Geoff Moorhead ’90: Say “Cheese”
After their practices, workouts, and competitions, the athletes giving their all on the playing surfaces of the Boston Sports Institute in Wellesley, Massachusetts, seek out Geoff Moorhead ’90 for a “legit” grilled cheese.
(Their words, not his.)
Moorhead is the owner and operator of the Cheesy Street Grill inside the mammoth complex, which is 130,000 square feet and features two NHL-sized hockey and skating rinks, a pair of indoor pools, a turf field, courts for basketball and other sports, and a large indoor walking track, along with doctors’ offices and physical-therapy and rehabilitation clinics.
It’s also home to Moorhead’s operation, which is the only concessionaire in the complex and one of four Cheesy Street Grill franchise locations. The restaurant concept began as a Connecticut-based food truck in 2014, and has expanded into a go-to spot for post-workout or between-hockey-game comfort food.
“We’re in a unique kind of place—we’re really fortunate to have this kind of facility here,” says Moorhead, a former Peace Corps volunteer who later taught and coached squash at Episcopal High School in Alexandria, Virginia, and worked in finance before making his first foray into the restaurant business. “Usually these kinds of places have concession stands, but we are lucky to be the food option here.”

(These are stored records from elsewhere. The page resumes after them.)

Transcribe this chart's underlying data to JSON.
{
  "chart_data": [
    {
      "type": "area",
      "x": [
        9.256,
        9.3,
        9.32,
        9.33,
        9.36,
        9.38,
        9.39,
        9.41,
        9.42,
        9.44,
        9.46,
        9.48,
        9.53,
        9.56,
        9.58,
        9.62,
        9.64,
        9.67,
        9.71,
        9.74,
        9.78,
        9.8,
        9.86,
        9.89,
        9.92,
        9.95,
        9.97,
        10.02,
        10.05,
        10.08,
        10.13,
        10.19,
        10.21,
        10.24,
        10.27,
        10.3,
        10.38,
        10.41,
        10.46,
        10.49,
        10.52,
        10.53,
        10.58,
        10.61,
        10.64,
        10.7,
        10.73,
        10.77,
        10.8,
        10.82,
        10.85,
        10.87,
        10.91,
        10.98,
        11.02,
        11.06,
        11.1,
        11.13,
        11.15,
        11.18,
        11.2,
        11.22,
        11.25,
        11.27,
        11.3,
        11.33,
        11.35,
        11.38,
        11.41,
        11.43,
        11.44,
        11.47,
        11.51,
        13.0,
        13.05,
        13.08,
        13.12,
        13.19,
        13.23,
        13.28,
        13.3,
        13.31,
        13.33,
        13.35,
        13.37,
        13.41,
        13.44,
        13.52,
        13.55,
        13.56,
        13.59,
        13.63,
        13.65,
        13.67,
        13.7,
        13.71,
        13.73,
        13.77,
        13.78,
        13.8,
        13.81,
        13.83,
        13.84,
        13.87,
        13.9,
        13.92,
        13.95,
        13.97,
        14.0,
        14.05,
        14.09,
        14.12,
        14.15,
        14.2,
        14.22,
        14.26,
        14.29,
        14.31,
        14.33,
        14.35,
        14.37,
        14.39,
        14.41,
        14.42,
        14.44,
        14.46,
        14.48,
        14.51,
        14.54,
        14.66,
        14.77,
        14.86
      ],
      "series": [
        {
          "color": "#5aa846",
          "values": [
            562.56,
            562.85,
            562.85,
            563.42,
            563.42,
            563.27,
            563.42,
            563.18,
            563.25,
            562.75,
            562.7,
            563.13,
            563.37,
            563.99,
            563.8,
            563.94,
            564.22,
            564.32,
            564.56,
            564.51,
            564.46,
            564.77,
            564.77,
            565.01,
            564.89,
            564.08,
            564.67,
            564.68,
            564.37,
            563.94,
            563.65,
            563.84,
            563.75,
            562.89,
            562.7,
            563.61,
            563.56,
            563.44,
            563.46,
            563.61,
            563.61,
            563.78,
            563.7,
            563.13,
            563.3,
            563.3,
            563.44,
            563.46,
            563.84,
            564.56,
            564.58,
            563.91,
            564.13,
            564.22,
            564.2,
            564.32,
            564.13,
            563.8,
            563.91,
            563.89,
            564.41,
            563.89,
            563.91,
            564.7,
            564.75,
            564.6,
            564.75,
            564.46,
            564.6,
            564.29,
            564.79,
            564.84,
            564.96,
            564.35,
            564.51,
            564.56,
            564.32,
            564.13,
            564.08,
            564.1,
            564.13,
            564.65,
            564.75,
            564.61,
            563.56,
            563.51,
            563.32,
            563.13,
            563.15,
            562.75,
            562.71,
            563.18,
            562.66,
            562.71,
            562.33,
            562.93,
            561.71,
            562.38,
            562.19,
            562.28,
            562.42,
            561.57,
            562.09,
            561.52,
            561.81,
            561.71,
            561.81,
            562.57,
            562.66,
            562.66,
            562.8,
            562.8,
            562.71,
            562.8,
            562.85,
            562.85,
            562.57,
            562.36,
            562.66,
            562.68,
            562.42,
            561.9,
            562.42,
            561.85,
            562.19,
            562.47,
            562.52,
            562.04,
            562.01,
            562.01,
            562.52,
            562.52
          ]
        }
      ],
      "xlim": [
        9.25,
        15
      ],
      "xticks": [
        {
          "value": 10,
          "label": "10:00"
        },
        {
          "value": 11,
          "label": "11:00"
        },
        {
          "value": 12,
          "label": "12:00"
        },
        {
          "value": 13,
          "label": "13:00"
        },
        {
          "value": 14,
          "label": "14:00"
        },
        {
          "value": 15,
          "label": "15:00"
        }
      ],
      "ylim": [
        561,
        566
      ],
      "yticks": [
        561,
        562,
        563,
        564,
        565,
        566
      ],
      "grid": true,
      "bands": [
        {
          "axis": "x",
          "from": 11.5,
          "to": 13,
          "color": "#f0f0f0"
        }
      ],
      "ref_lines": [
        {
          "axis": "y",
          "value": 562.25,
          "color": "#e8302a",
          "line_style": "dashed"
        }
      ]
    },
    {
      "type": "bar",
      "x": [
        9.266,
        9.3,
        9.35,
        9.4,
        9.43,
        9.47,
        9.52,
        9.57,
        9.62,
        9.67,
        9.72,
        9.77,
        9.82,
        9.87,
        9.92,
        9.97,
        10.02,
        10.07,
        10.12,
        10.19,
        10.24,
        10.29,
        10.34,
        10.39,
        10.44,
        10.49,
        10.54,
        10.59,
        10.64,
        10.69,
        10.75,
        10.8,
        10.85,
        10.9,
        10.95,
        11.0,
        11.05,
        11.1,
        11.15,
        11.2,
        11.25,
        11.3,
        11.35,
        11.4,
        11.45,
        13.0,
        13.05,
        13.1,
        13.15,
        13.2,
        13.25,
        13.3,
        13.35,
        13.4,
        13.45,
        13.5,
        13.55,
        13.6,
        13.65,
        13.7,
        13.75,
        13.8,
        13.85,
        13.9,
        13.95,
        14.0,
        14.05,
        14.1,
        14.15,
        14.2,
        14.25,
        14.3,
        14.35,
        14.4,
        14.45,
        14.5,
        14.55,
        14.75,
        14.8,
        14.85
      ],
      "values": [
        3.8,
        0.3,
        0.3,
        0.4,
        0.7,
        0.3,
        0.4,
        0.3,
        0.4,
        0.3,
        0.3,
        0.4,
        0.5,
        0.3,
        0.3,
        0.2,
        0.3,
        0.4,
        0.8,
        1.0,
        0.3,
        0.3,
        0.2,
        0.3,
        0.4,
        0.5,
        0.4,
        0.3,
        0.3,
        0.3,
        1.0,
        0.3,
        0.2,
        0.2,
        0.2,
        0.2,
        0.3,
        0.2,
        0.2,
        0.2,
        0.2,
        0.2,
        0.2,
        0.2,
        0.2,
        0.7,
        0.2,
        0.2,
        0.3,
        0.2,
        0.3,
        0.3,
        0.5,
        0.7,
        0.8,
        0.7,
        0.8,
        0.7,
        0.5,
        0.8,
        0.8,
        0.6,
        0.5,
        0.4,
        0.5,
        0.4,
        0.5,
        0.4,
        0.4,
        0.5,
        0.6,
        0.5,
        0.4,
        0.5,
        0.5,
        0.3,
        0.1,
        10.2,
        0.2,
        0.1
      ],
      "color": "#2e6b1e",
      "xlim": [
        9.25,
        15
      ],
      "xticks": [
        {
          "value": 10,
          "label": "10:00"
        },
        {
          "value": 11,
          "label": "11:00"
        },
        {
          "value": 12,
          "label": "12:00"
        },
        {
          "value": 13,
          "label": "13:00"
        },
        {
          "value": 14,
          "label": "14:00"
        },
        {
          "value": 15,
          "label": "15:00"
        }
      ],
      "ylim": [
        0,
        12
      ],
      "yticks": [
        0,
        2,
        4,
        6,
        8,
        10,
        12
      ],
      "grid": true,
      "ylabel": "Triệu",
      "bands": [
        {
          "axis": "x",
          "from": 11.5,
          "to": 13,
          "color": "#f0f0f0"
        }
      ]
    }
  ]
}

Moorhead grew up in Bethesda, Maryland, and never forgot that Mercersburg was a great experience for him—“a life-changing experience,” he says—but was reminded all over again when going through some papers following his mother’s passing a couple years ago. She had kept a comment report from Moorhead’s adviser, French teacher Stephen Wildfeuer, which her son stumbled upon.
“He really took an interest in seeing me grow, as did all the teachers and the folks on my floor in the dorm,” Moorhead says. “I probably didn’t bring the best study habits to Mercersburg at first, but the school put me on the right course and helped me adjust.” Moorhead captained the squash team his senior year for head coach Bo Burbank P ’76, ’80, ’81, ’83, ’89, ’95. “What a cool guy and a great coach,” Moorhead says of Burbank, who chaired the mathematics and arts departments during his almost-35-year Mercersburg career in addition to his legendary work with the school’s squash teams. (Burbank passed away in January as this magazine was being produced.)
After earning a bachelor’s degree in Spanish from Denison University (and studying abroad for a year in Spain), Moorhead found himself working on the floor of the New York Stock Exchange, and described himself as “a little restless.” He had a couple of friends who had served in the Peace Corps, which is how he ended up in Bolivia for two years with the organization.
“It was all these wonderful experiences,” Moorhead says. “I didn’t just get to visit and travel as a tourist would, but I truly got to live in a place that was so much different from Mercersburg or any other place I’d ever experienced. I was really able to learn and understand the culture and become part of the community there.”
That led to a master’s language program at Middlebury College and the teaching and coaching position at Episcopal (a fellow Mid-Atlantic boarding school, like Mercersburg). He took students from the school to Spain every summer and, over the course of a couple of summers, completed a master’s from the University of Salamanca.
Fast forward a few years; Moorhead’s wife, Cristina, is a successful doctor, and he sees an opportunity to move from his position with Fidelity Investments into a position where he can run a restaurant and also get to spend more time with the couple’s two daughters (who are now age 5 and 10). It was a leap of faith, especially when the COVID-19 pandemic hit just months after the restaurant’s 2019 opening.
“You could never plan for that,” he says of the pandemic. “But we’ve been able to come back, and I’ve been very fortunate to have a great group of high-school kids that work for me at the restaurant. We’re open every day but Tuesday.”
So next time you happen to be in New England and fancy some classic comfort food between two slices of bread (or no bread at all—the restaurant sells mac and cheese, soups, salads, and smoothies too), consider Moorhead’s Cheesy Street Grill.
“You can make some really interesting grilled cheeses,” he says.